Now we have a court opinion looking at another matter arising for a taxpayer claiming financial disability. In this case the “disability” year was 2009 and, as with the taxpayer in the Chief Counsel Advice, that year generated a net operating loss.
That year a special provision, found at IRC §172(b)(1)(H), allowed certain taxpayers to carry net operating losses back for up to five years. However under that provision an election to use an extended loss period had to be filed no later than the due date, including extensions, for the year generating the loss—and that due date was specifically provided for in the statute. Thus for the taxpayers, who had obtained an extension to file their 2009 return, the election needed to be filed by October 15, 2010.
The taxpayers did not timely file their 2009 tax return, and the Form 1040X they filed to claim a five year carryback, filed before their 2009 return actually ended up being filed, was filed in January of 2011. Eventually the taxpayers filed their 2009 return in October of 2011.
The IRS disallowed the carryback, noting the election found on the amended return was made months after the extended due date for filing the 2009 return, thus failing to meet the requirements of §172(b)(1)(H).

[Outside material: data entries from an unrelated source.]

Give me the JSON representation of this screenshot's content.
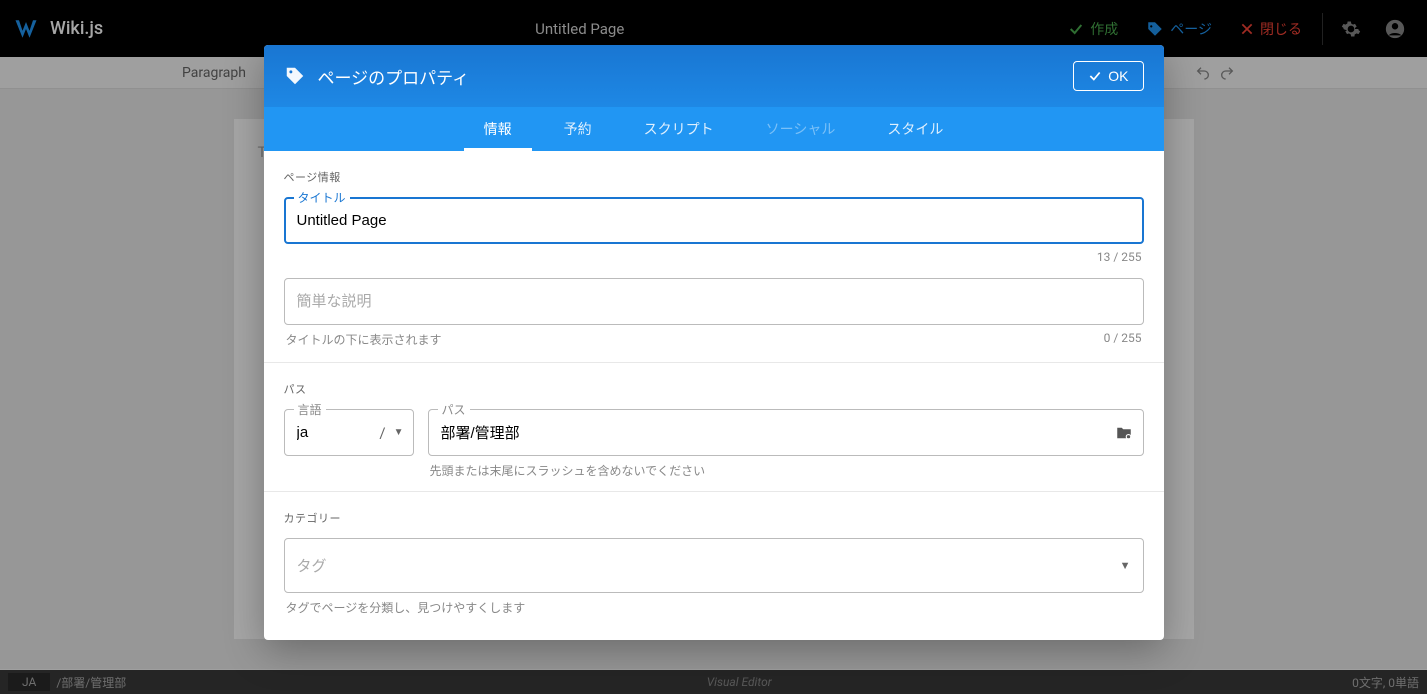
{
  "app": {
    "name": "Wiki.js",
    "page_title": "Untitled Page"
  },
  "topbar": {
    "create": "作成",
    "page": "ページ",
    "close": "閉じる"
  },
  "toolbar": {
    "paragraph": "Paragraph"
  },
  "editor": {
    "placeholder": "Type"
  },
  "statusbar": {
    "lang": "JA",
    "path": "/部署/管理部",
    "mode": "Visual Editor",
    "stats": "0文字, 0単語"
  },
  "dialog": {
    "title": "ページのプロパティ",
    "ok": "OK",
    "tabs": {
      "info": "情報",
      "schedule": "予約",
      "script": "スクリプト",
      "social": "ソーシャル",
      "style": "スタイル"
    },
    "section_info": "ページ情報",
    "title_field": {
      "label": "タイトル",
      "value": "Untitled Page",
      "counter": "13 / 255"
    },
    "desc_field": {
      "placeholder": "簡単な説明",
      "hint": "タイトルの下に表示されます",
      "counter": "0 / 255"
    },
    "section_path": "パス",
    "lang_field": {
      "label": "言語",
      "value": "ja"
    },
    "path_field": {
      "label": "パス",
      "value": "部署/管理部",
      "hint": "先頭または末尾にスラッシュを含めないでください"
    },
    "section_category": "カテゴリー",
    "tag_field": {
      "placeholder": "タグ",
      "hint": "タグでページを分類し、見つけやすくします"
    }
  }
}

The taxpayers sought refuge in the financial disability provisions of IRC §6511(h). As the Court explained:
Plaintiffs contend that the tolling provided by section 6511(h) applies to the special provision under which plaintiffs attempt to carry back their loss, and that they were financially disabled because they were “unable to manage [their] financial affairs by reason of a medically determinable physical or mental impairment” during 2009 and 2010. § 6511(h). As support for their claim of financial disability, plaintiffs had initially detailed their alleged financial disability in an attachment to their 1040X amended return for the year 2005. Def.’s App. 3. The attachment explained that Mr. McAllister handles the operations of their businesses, while Mrs. McAllister handles the accounting, bookkeeping, and finances. Id. It further noted that during 2009 and 2010, taxpayers “were not able to attend to their respective functions” because Mr. McAllister suffered from recurring eye illness and other conditions throughout those years, and Mrs. McAllister suffered from debilitating symptoms which were eventually diagnosed as a tumor of the neck. Id.
The Court notes that the financial disability provisions of §6511(h) apply solely to the periods of limitations referenced in subsections (a), (b) and (c) of §6511, but in this case their problem arises from an entirely different IRC provision (that found at IRC §172(b)(1)(H)).
The Court concludes:
We decline to extend the tolling provisions beyond what Congress clearly specified. Therefore, contrary to plaintiffs' argument, it cannot be applied to section 172(b)(1)(H).
This narrow reading of §6511 is consistent with the reading provided in the Chief Counsel Advice referred to earlier. So while the financial disability provisions provide some relief for taxpayers who otherwise would be denied a refund, it is far from absolute protection in such cases.